Once upon a time in 2016, the precursor to TikTok was an upstart Chinese app called Musical.ly. At that time, the meme behavior was tweens making cringey lip-sync videos. To millennials, this seemed rather embarrassing, but the younger Gen Z’ers did not because the meme nature of the format made it feel acceptable among their cohort. In fairly short order, we saw TikTok become a dominant news consumption tool for young adults. We are now seeing social media news reach trust parity with national news sources. This total breakdown in the way Americans process the world around them has happened in around a decade, and trends are still heading in the wrong direction. The results are self-evident, but Francis Fukuyama’s piece spells it out better than I ever could.
Now imagine throwing autonomously generated AI videos, and cultural memes downstream of the videos, into the mix. Imagine that the companies driving the ship don’t even pretend to care about social outcomes resulting from their technology. Imagine that these companies are simultaneously propping up the global economy and showing no path to profitability other than nebulous ideas about supplanting TikTok with this new format. What pseudo-memes might emerge out of thin air, conjured into existence by a machine’s calculation of what new combination of ideas and behaviors might engage people? If millions are generated every day, how many might be socially harmful? How many of those might capture significant populations in the types of parallel realities that we already see today?
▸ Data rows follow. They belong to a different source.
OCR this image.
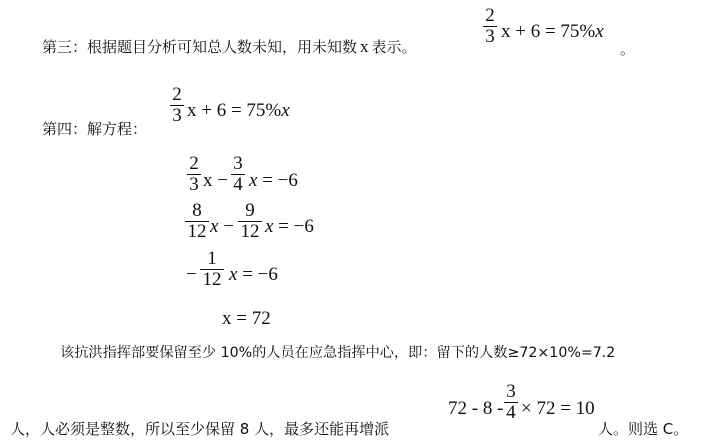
第三：根据题目分析可知总人数未知，用未知数 x 表示。
2
3 x + 6 = 75%x
。
第四：解方程：
2
3 x + 6 = 75%x
2
3 x −
3
4 x = −6
8
12 x −
9
12 x = −6
−
1
12 x = −6
x = 72
该抗洪指挥部要保留至少 10%的人员在应急指挥中心，即：留下的人数≥72×10%=7.2
人，人必须是整数，所以至少保留 8 人，最多还能再增派
72 - 8 -
3
4 × 72 = 10
人。则选 C。
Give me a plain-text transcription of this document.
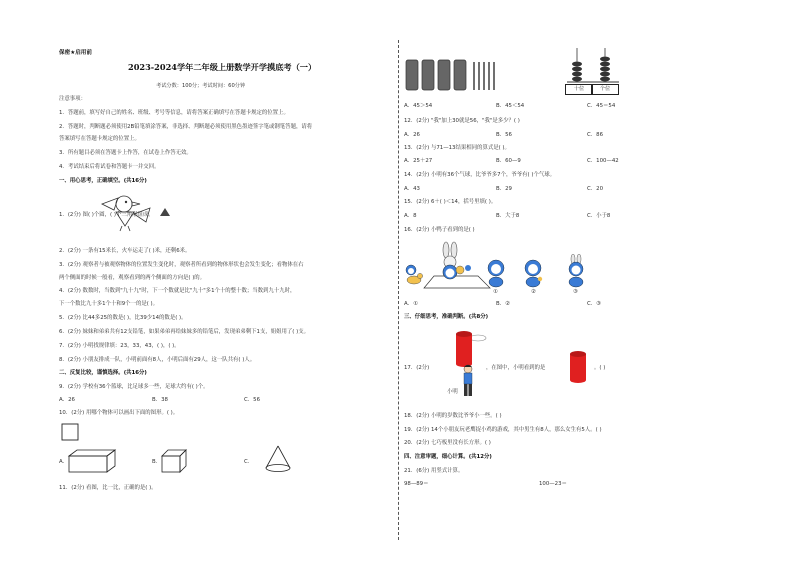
保密★启用前
2023-2024学年二年级上册数学开学摸底考（一）
考试分数：100分；考试时间：60分钟
注意事项：
1．答题前，填写好自己的姓名、班级、考号等信息，请将答案正确填写在答题卡规定的位置上。
2．答题时，判断题必须使用2B铅笔填涂答案，非选择、判断题必须使用黑色墨迹签字笔或钢笔答题，请将
答案填写在答题卡规定的位置上。
3．所有题目必须在答题卡上作答，在试卷上作答无效。
4．考试结束后将试卷和答题卡一并交回。
一、用心思考，正确填空。(共16分)
1．(2分) 图( )个圆，( )个三角形组成。
2．(2分) 一条有15米长，火车运走了( )米，还剩6米。
3．(2分) 观察者与被观察物体的位置发生变化时，观察者所看到的物体形状也会发生变化；看物体在右
两个侧面的时候一般看，观察看到的两个侧面的方向是( )的。
4．(2分) 数数时，当数到"九十九"时，下一个数就是比"九十"多1个十的整十数；当数到九十九时，
下一个数比九十多1个十和9个一的是( )。
5．(2分) 比44多25的数是( )，比39少14的数是( )。
6．(2分) 妹妹和弟弟共有12支铅笔，如果弟弟再给妹妹多的铅笔后，发现弟弟剩下1支，姐姐用了( )支。
7．(2分) 小明找规律填：23，33，43，( )，( )。
8．(2分) 小朋友排成一队，小明前面有8人，小明后面有29人，这一队共有( )人。
二、反复比较，谨慎选择。(共16分)
9．(2分) 学校有36个篮球，比足球多一些，足球大约有( )个。
A．26	B．38	C．56
10．(2分) 用哪个物体可以画出下面的图形。( )。
A.	B.	C.
11．(2分) 看图，比一比，正确的是( )。
十位	个位
A．45＞54	B．45＜54	C．45＝54
12．(2分) "我"加上30就是56，"我"是多少？( )
A．26	B．56	C．86
13．(2分) 与71—13结果相同的算式是( )。
A．25＋27	B．60—9	C．100—42
14．(2分) 小明有36个气球，比爷爷多7个，爷爷有( )个气球。
A．43	B．29	C．20
15．(2分) 6＋( )＜14，括号里填( )。
A．8	B．大于8	C．小于8
16．(2分) 小鸭子看到的是( )
①	②	③
A．①	B．②	C．③
三、仔细思考，准确判断。(共8分)
17．(2分)
小明
，在图中，小明看到的是	。( )
18．(2分) 小明的岁数比爷爷小一些。( )
19．(2分) 14个小朋友玩老鹰捉小鸡的游戏，其中男生有8人，那么女生有5人。( )
20．(2分) 七巧板里没有长方形。( )
四、注意审题，细心计算。(共12分)
21．(6分) 用竖式计算。
98—89＝	100—23＝
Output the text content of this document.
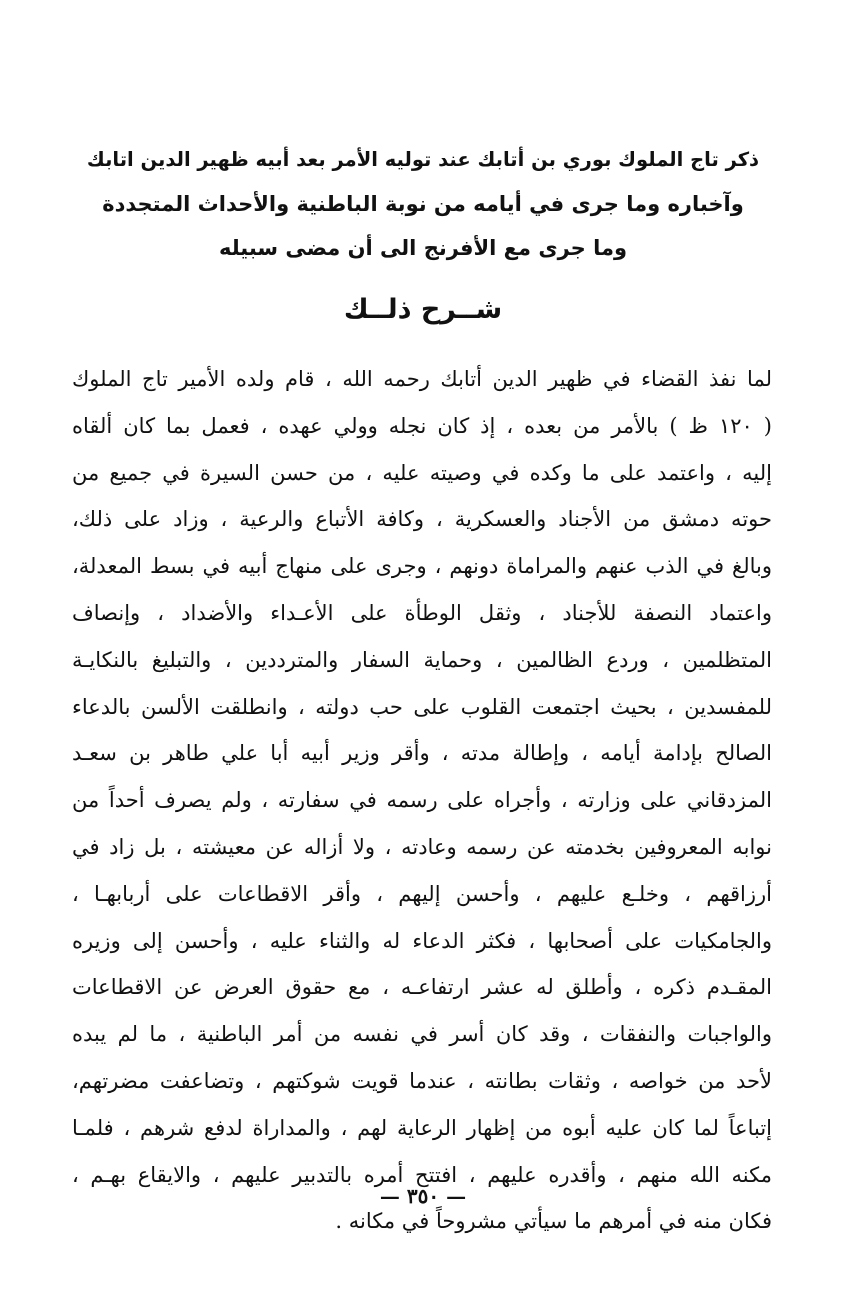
ذكر تاج الملوك بوري بن أتابك عند توليه الأمر بعد أبيه ظهير الدين اتابك
وآخباره وما جرى في أيامه من نوبة الباطنية والأحداث المتجددة
وما جرى مع الأفرنج الى أن مضى سبيله
شــرح ذلــك
لما نفذ القضاء في ظهير الدين أتابك رحمه الله ، قام ولده الأمير تاج الملوك
( ١٢٠ ظ ) بالأمر من بعده ، إذ كان نجله وولي عهده ، فعمل بما كان ألقاه
إليه ، واعتمد على ما وكده في وصيته عليه ، من حسن السيرة في جميع من
حوته دمشق من الأجناد والعسكرية ، وكافة الأتباع والرعية ، وزاد على ذلك،
وبالغ في الذب عنهم والمراماة دونهم ، وجرى على منهاج أبيه في بسط المعدلة،
واعتماد النصفة للأجناد ، وثقل الوطأة على الأعـداء والأضداد ، وإنصاف
المتظلمين ، وردع الظالمين ، وحماية السفار والمترددين ، والتبليغ بالنكايـة
للمفسدين ، بحيث اجتمعت القلوب على حب دولته ، وانطلقت الألسن بالدعاء
الصالح بإدامة أيامه ، وإطالة مدته ، وأقر وزير أبيه أبا علي طاهر بن سعـد
المزدقاني على وزارته ، وأجراه على رسمه في سفارته ، ولم يصرف أحداً من
نوابه المعروفين بخدمته عن رسمه وعادته ، ولا أزاله عن معيشته ، بل زاد في
أرزاقهم ، وخلـع عليهم ، وأحسن إليهم ، وأقر الاقطاعات على أربابهـا ،
والجامكيات على أصحابها ، فكثر الدعاء له والثناء عليه ، وأحسن إلى وزيره
المقـدم ذكره ، وأطلق له عشر ارتفاعـه ، مع حقوق العرض عن الاقطاعات
والواجبات والنفقات ، وقد كان أسر في نفسه من أمر الباطنية ، ما لم يبده
لأحد من خواصه ، وثقات بطانته ، عندما قويت شوكتهم ، وتضاعفت مضرتهم،
إتباعاً لما كان عليه أبوه من إظهار الرعاية لهم ، والمداراة لدفع شرهم ، فلمـا
مكنه الله منهم ، وأقدره عليهم ، افتتح أمره بالتدبير عليهم ، والايقاع بهـم ،
فكان منه في أمرهم ما سيأتي مشروحاً في مكانه .
— ٣٥٠ —
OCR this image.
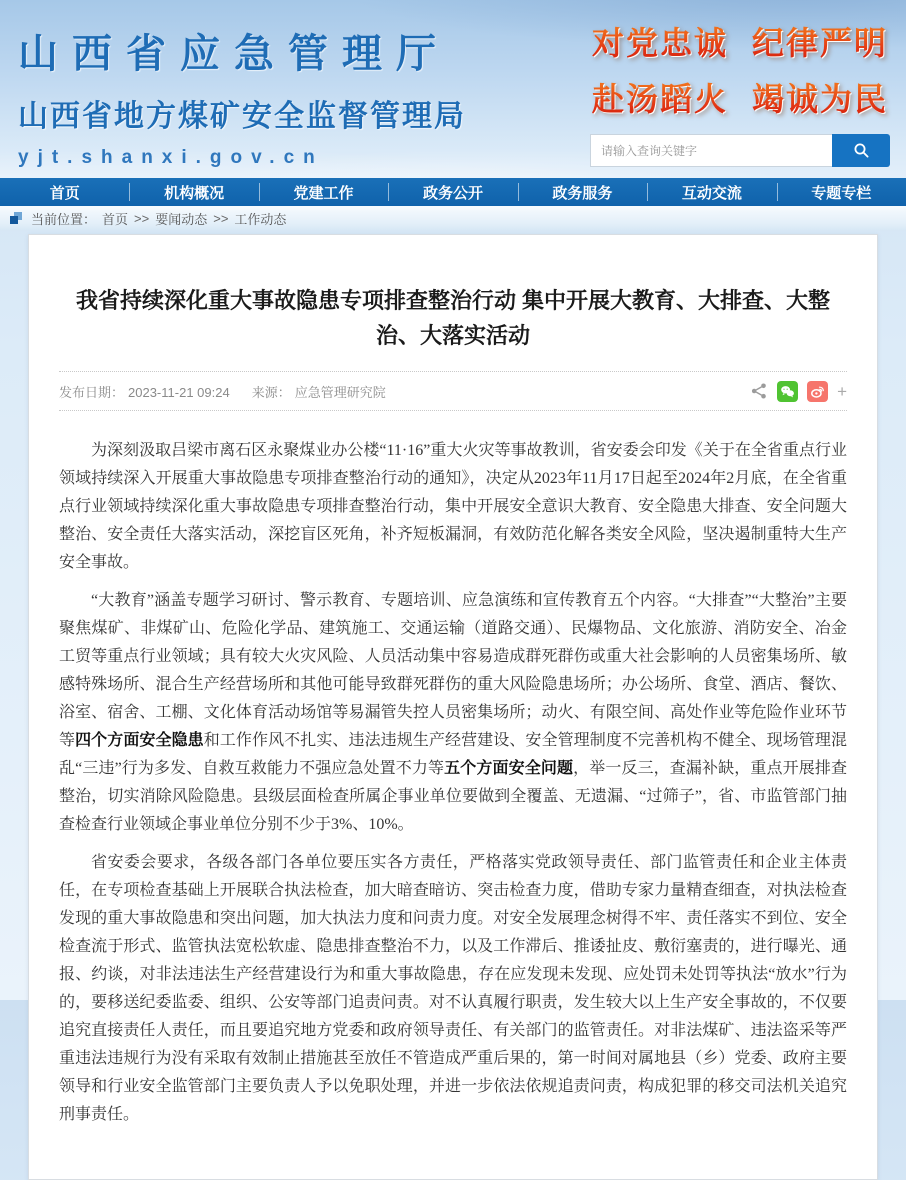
山西省应急管理厅
山西省地方煤矿安全监督管理局
yjt.shanxi.gov.cn
对党忠诚 纪律严明
赴汤蹈火 竭诚为民
请输入查询关键字
首页	机构概况	党建工作	政务公开	政务服务	互动交流	专题专栏
当前位置： 首页 >> 要闻动态 >> 工作动态
我省持续深化重大事故隐患专项排查整治行动 集中开展大教育、大排查、大整治、大落实活动
发布日期： 2023-11-21 09:24 来源： 应急管理研究院	+

为深刻汲取吕梁市离石区永聚煤业办公楼“11·16”重大火灾等事故教训，省安委会印发《关于在全省重点行业领域持续深入开展重大事故隐患专项排查整治行动的通知》，决定从2023年11月17日起至2024年2月底，在全省重点行业领域持续深化重大事故隐患专项排查整治行动，集中开展安全意识大教育、安全隐患大排查、安全问题大整治、安全责任大落实活动，深挖盲区死角，补齐短板漏洞，有效防范化解各类安全风险，坚决遏制重特大生产安全事故。

“大教育”涵盖专题学习研讨、警示教育、专题培训、应急演练和宣传教育五个内容。“大排查”“大整治”主要聚焦煤矿、非煤矿山、危险化学品、建筑施工、交通运输（道路交通）、民爆物品、文化旅游、消防安全、冶金工贸等重点行业领域；具有较大火灾风险、人员活动集中容易造成群死群伤或重大社会影响的人员密集场所、敏感特殊场所、混合生产经营场所和其他可能导致群死群伤的重大风险隐患场所；办公场所、食堂、酒店、餐饮、浴室、宿舍、工棚、文化体育活动场馆等易漏管失控人员密集场所；动火、有限空间、高处作业等危险作业环节等四个方面安全隐患和工作作风不扎实、违法违规生产经营建设、安全管理制度不完善机构不健全、现场管理混乱“三违”行为多发、自救互救能力不强应急处置不力等五个方面安全问题，举一反三，查漏补缺，重点开展排查整治，切实消除风险隐患。县级层面检查所属企事业单位要做到全覆盖、无遗漏、“过筛子”，省、市监管部门抽查检查行业领域企事业单位分别不少于3%、10%。

省安委会要求，各级各部门各单位要压实各方责任，严格落实党政领导责任、部门监管责任和企业主体责任，在专项检查基础上开展联合执法检查，加大暗查暗访、突击检查力度，借助专家力量精查细查，对执法检查发现的重大事故隐患和突出问题，加大执法力度和问责力度。对安全发展理念树得不牢、责任落实不到位、安全检查流于形式、监管执法宽松软虚、隐患排查整治不力，以及工作滞后、推诿扯皮、敷衍塞责的，进行曝光、通报、约谈，对非法违法生产经营建设行为和重大事故隐患，存在应发现未发现、应处罚未处罚等执法“放水”行为的，要移送纪委监委、组织、公安等部门追责问责。对不认真履行职责，发生较大以上生产安全事故的，不仅要追究直接责任人责任，而且要追究地方党委和政府领导责任、有关部门的监管责任。对非法煤矿、违法盗采等严重违法违规行为没有采取有效制止措施甚至放任不管造成严重后果的，第一时间对属地县（乡）党委、政府主要领导和行业安全监管部门主要负责人予以免职处理，并进一步依法依规追责问责，构成犯罪的移交司法机关追究刑事责任。
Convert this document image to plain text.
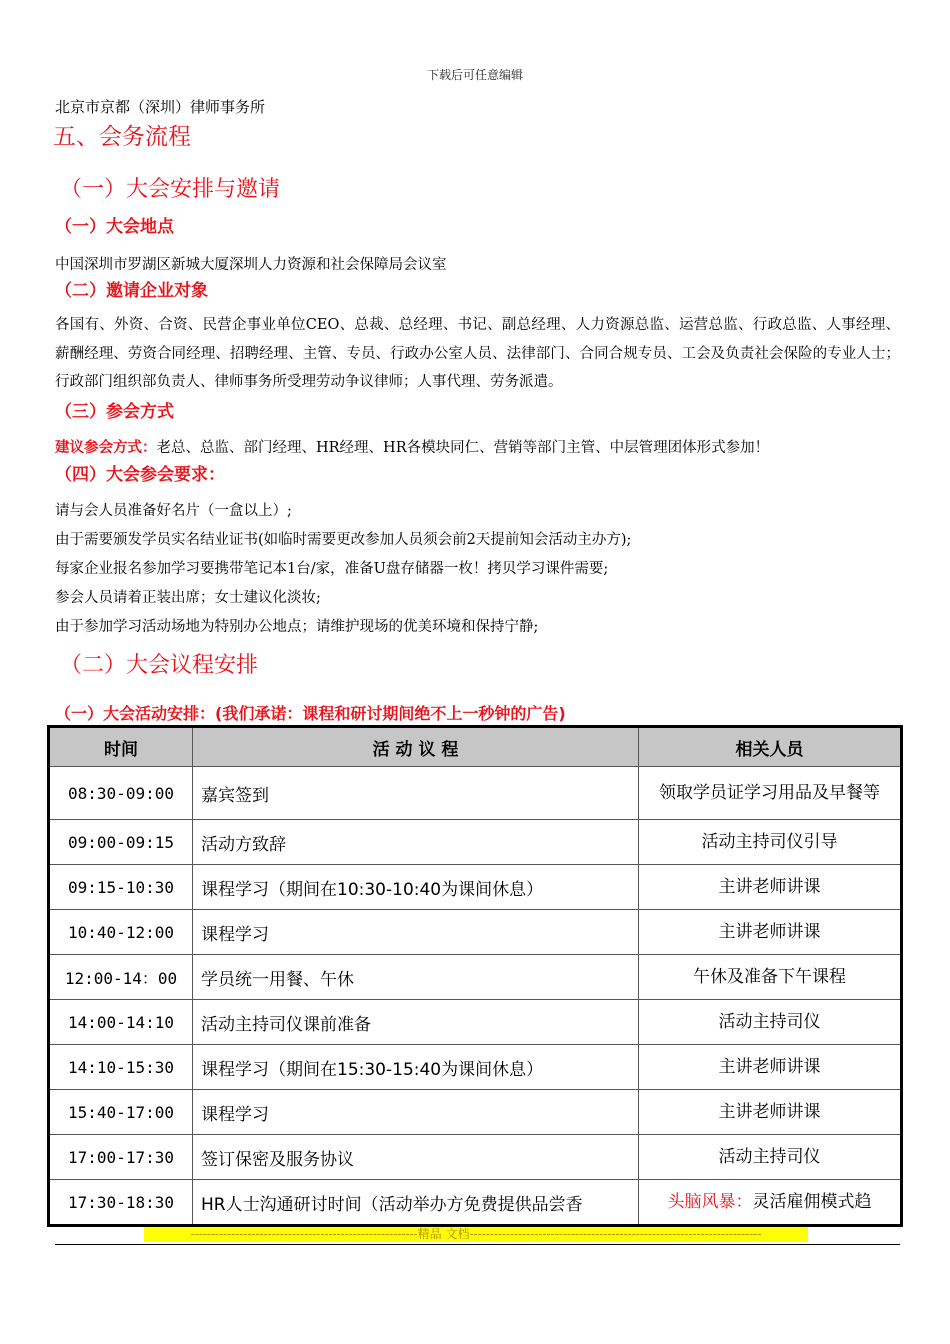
下载后可任意编辑
北京市京都（深圳）律师事务所
五、会务流程
（一）大会安排与邀请
（一）大会地点
中国深圳市罗湖区新城大厦深圳人力资源和社会保障局会议室
（二）邀请企业对象
各国有、外资、合资、民营企事业单位CEO、总裁、总经理、书记、副总经理、人力资源总监、运营总监、行政总监、人事经理、薪酬经理、劳资合同经理、招聘经理、主管、专员、行政办公室人员、法律部门、合同合规专员、工会及负责社会保险的专业人士；行政部门组织部负责人、律师事务所受理劳动争议律师；人事代理、劳务派遣。
（三）参会方式
建议参会方式：老总、总监、部门经理、HR经理、HR各模块同仁、营销等部门主管、中层管理团体形式参加！
（四）大会参会要求：
请与会人员准备好名片（一盒以上）;
由于需要颁发学员实名结业证书(如临时需要更改参加人员须会前2天提前知会活动主办方);
每家企业报名参加学习要携带笔记本1台/家，准备U盘存储器一枚！拷贝学习课件需要;
参会人员请着正装出席；女士建议化淡妆;
由于参加学习活动场地为特别办公地点；请维护现场的优美环境和保持宁静;
（二）大会议程安排
（一）大会活动安排：(我们承诺：课程和研讨期间绝不上一秒钟的广告)
时间	活 动 议 程	相关人员
08:30-09:00	嘉宾签到	领取学员证学习用品及早餐等
09:00-09:15	活动方致辞	活动主持司仪引导
09:15-10:30	课程学习（期间在10:30-10:40为课间休息）	主讲老师讲课
10:40-12:00	课程学习	主讲老师讲课
12:00-14：00	学员统一用餐、午休	午休及准备下午课程
14:00-14:10	活动主持司仪课前准备	活动主持司仪
14:10-15:30	课程学习（期间在15:30-15:40为课间休息）	主讲老师讲课
15:40-17:00	课程学习	主讲老师讲课
17:00-17:30	签订保密及服务协议	活动主持司仪
17:30-18:30	HR人士沟通研讨时间（活动举办方免费提供品尝香	头脑风暴：灵活雇佣模式趋
--------------------------------------------------------精品 文档------------------------------------------------------------------------
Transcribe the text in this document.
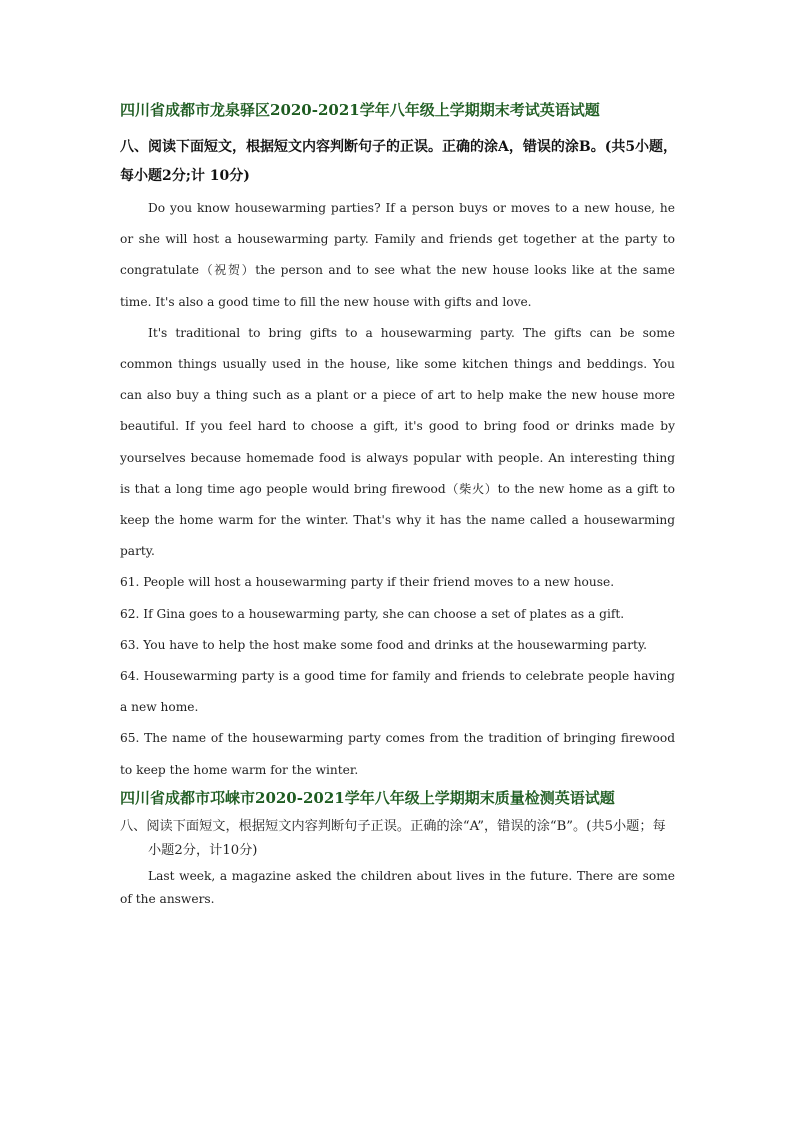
四川省成都市龙泉驿区2020-2021学年八年级上学期期末考试英语试题
八、阅读下面短文，根据短文内容判断句子的正误。正确的涂A，错误的涂B。(共5小题，每小题2分;计 10分)

Do you know housewarming parties? If a person buys or moves to a new house, he or she will host a housewarming party. Family and friends get together at the party to congratulate（祝贺）the person and to see what the new house looks like at the same time. It's also a good time to fill the new house with gifts and love.

It's traditional to bring gifts to a housewarming party. The gifts can be some common things usually used in the house, like some kitchen things and beddings. You can also buy a thing such as a plant or a piece of art to help make the new house more beautiful. If you feel hard to choose a gift, it's good to bring food or drinks made by yourselves because homemade food is always popular with people. An interesting thing is that a long time ago people would bring firewood（柴火）to the new home as a gift to keep the home warm for the winter. That's why it has the name called a housewarming party.

61. People will host a housewarming party if their friend moves to a new house.

62. If Gina goes to a housewarming party, she can choose a set of plates as a gift.

63. You have to help the host make some food and drinks at the housewarming party.

64. Housewarming party is a good time for family and friends to celebrate people having a new home.

65. The name of the housewarming party comes from the tradition of bringing firewood to keep the home warm for the winter.

四川省成都市邛崃市2020-2021学年八年级上学期期末质量检测英语试题
八、阅读下面短文，根据短文内容判断句子正误。正确的涂“A”，错误的涂“B”。(共5小题；每小题2分，计10分)

Last week, a magazine asked the children about lives in the future. There are some of the answers.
Imagine the system detects a user’s latent anxiety about their tap water (based on search history) and their distrust of officials (based on video watch time). It doesn’t find a QAnon video. Instead, it generates a 30-second, hyper-realistic clip of a local-looking “newscaster” (who doesn’t exist) reporting on a “leaked document” (that isn’t real) about a “cover-up” at the municipal water plant (that isn’t happening). This video is generated just for them and a few thousand others like them. How does a society function when its conspiracy theories are no longer theories, but high-definition, manufactured realities delivered on demand?
Arguments for government-enforced stoppages on AI development have not struck me as particularly sensical or realistic thus far. After all, AI development is generating massive economic advantages for the US currently, and this is likely to continue at least into the near future. But what economic or societal benefit will these AI video apps bestow on this country or the world? I cannot see any. Dire risks, however, are aplenty. Curtailing this technology isn’t just the responsible thing to do. It is an act of fundamental societal self-preservation.